Pharmacological therapy

Ursodeoxycholic acid is a hydrophilic bile acid, non-toxic and well tolerated, which can improve bile flow.

This medicine helps to avoid the potential cytotoxicity of bile acids accumulated in the blood, reduces itching and normalizes biochemical markers of liver function; however, ursodeoxycholic acid does not decrease the incidence of fetal complications. For this reason, constant monitoring of the conditions of the future mother and the unborn child is suggested.

In addition to ursodeoxycholic acid, in the event of cholestasis, the doctor may also prescribe the intake of:

  • S-Adenosyl-Methionine : essential amino acid associated with folic acid appears to have a preventive effect of NTDs (neural tube defects); in combination with ursodeoxycholic acid, S-adenosyl-methionine can help reduce the severity of pruritus and normalize serum levels of bile acids;
  • Cholestyramine : it is an ionic exchange resin that represents the therapeutic alternative to ursodeoxycholic acid. This binds to the bile acids in the intestine and prevents its reabsorption, forming a complex later excreted in the feces. As a rule, the use of this drug is not recommended during pregnancy, as it interferes with the absorption of fat-soluble vitamins and can worsen any maternal and fetal coagulopathies. If prescribed to manage gravidic cholestasis, therefore, the doctor will indicate an appropriate vitamin supplementation (vitamins A, D, E, K);
  • Oral antihistamines (eg cetirizine and loratadine): may decrease the intensity of itching.
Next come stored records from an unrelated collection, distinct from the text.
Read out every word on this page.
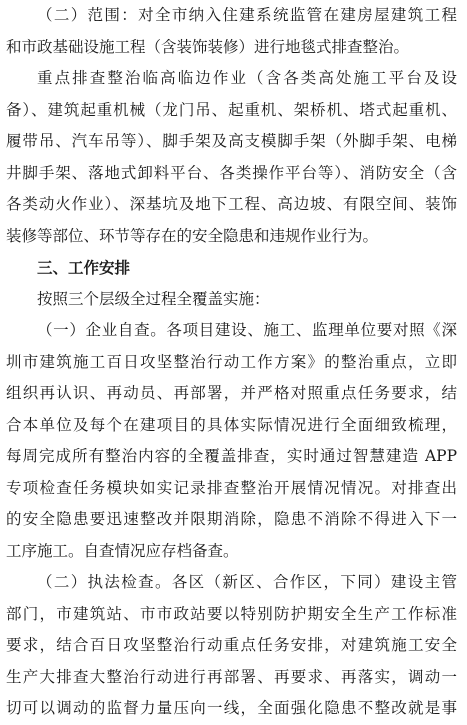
（二）范围：对全市纳入住建系统监管在建房屋建筑工程
和市政基础设施工程（含装饰装修）进行地毯式排查整治。
重点排查整治临高临边作业（含各类高处施工平台及设
备）、建筑起重机械（龙门吊、起重机、架桥机、塔式起重机、
履带吊、汽车吊等）、脚手架及高支模脚手架（外脚手架、电梯
井脚手架、落地式卸料平台、各类操作平台等）、消防安全（含
各类动火作业）、深基坑及地下工程、高边坡、有限空间、装饰
装修等部位、环节等存在的安全隐患和违规作业行为。
三、工作安排
按照三个层级全过程全覆盖实施：
（一）企业自查。各项目建设、施工、监理单位要对照《深
圳市建筑施工百日攻坚整治行动工作方案》的整治重点，立即
组织再认识、再动员、再部署，并严格对照重点任务要求，结
合本单位及每个在建项目的具体实际情况进行全面细致梳理，
每周完成所有整治内容的全覆盖排查，实时通过智慧建造 APP
专项检查任务模块如实记录排查整治开展情况情况。对排查出
的安全隐患要迅速整改并限期消除，隐患不消除不得进入下一
工序施工。自查情况应存档备查。
（二）执法检查。各区（新区、合作区，下同）建设主管
部门，市建筑站、市市政站要以特别防护期安全生产工作标准
要求，结合百日攻坚整治行动重点任务安排，对建筑施工安全
生产大排查大整治行动进行再部署、再要求、再落实，调动一
切可以调动的监督力量压向一线，全面强化隐患不整改就是事
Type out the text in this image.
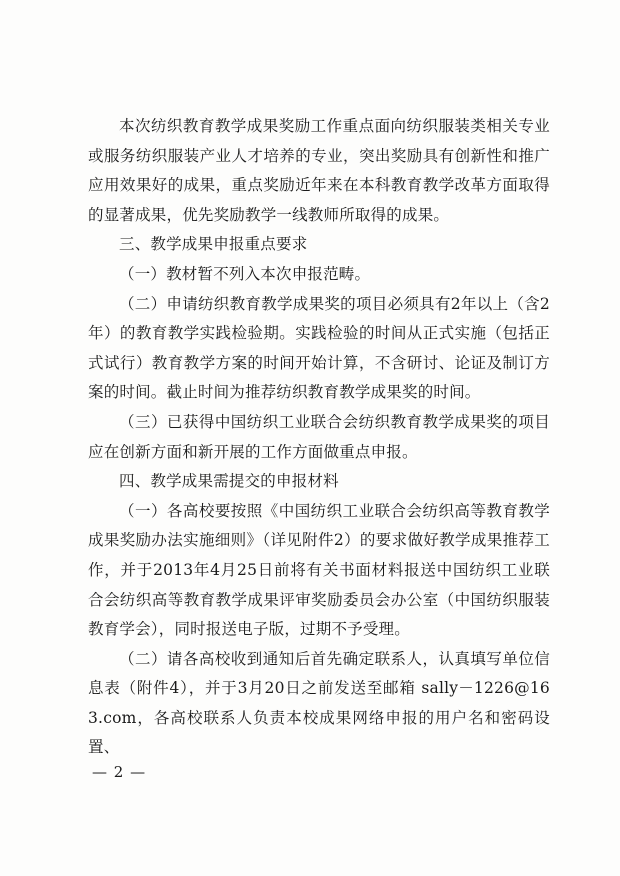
本次纺织教育教学成果奖励工作重点面向纺织服装类相关专业或服务纺织服装产业人才培养的专业，突出奖励具有创新性和推广应用效果好的成果，重点奖励近年来在本科教育教学改革方面取得的显著成果，优先奖励教学一线教师所取得的成果。

三、教学成果申报重点要求

（一）教材暂不列入本次申报范畴。

（二）申请纺织教育教学成果奖的项目必须具有2年以上（含2年）的教育教学实践检验期。实践检验的时间从正式实施（包括正式试行）教育教学方案的时间开始计算，不含研讨、论证及制订方案的时间。截止时间为推荐纺织教育教学成果奖的时间。

（三）已获得中国纺织工业联合会纺织教育教学成果奖的项目应在创新方面和新开展的工作方面做重点申报。

四、教学成果需提交的申报材料

（一）各高校要按照《中国纺织工业联合会纺织高等教育教学成果奖励办法实施细则》（详见附件2）的要求做好教学成果推荐工作，并于2013年4月25日前将有关书面材料报送中国纺织工业联合会纺织高等教育教学成果评审奖励委员会办公室（中国纺织服装教育学会），同时报送电子版，过期不予受理。

（二）请各高校收到通知后首先确定联系人，认真填写单位信息表（附件4），并于3月20日之前发送至邮箱 sally－1226@163.com，各高校联系人负责本校成果网络申报的用户名和密码设置、

— 2 —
In addition to giving birth, in order to reduce the risk of bleeding following a malabsorption deficit, vitamin K is also indicated, in the form of:

  • Phytomenadione (Vitamin K1);
  • Menadione (Vitamin K3).

Supply

From the point of view of nutrition, in the presence of gravidic cholestasis, it is important to adopt a diet with a low fat content . In this sense, elaborate cooking and fries should be limited, while lean meats and fish, extra virgin olive oil (3 tablespoons per day) and fresh cheeses (not more than 2-3 times a week) can be chosen.

In general, cooking foods should be simple (steamed, boiled, grilled). Finally, it is a good habit, even to promote a regular intestinal function, to take at least 2-3 portions of vegetables and fruit a day daily.

Induction of childbirth

In the presence of gravidic cholestasis, the birth can be induced at the 36th-37th week of gestation, when lung development is now complete. At the moment, induction seems to be the best approach to reduce the risk of fetal death.

On the instructions of the gynecologist, the birth can be performed vaginally or by caesarean section.

Cholestasis Gravidicum: after childbirth

  • The pregnancy cholestasis resolves in the puerperium, indicatively within 4-6 weeks from the birth of the child. Usually, the values ​​of bile acids and transaminases undergo a rapid decrease immediately after the birth with resolution of the symptoms in the following months.
  • After delivery, the women who developed the disease during pregnancy are not advised to take the estrogen-progestin contraceptive pill, as it could induce the same symptoms as gravid cholestasis.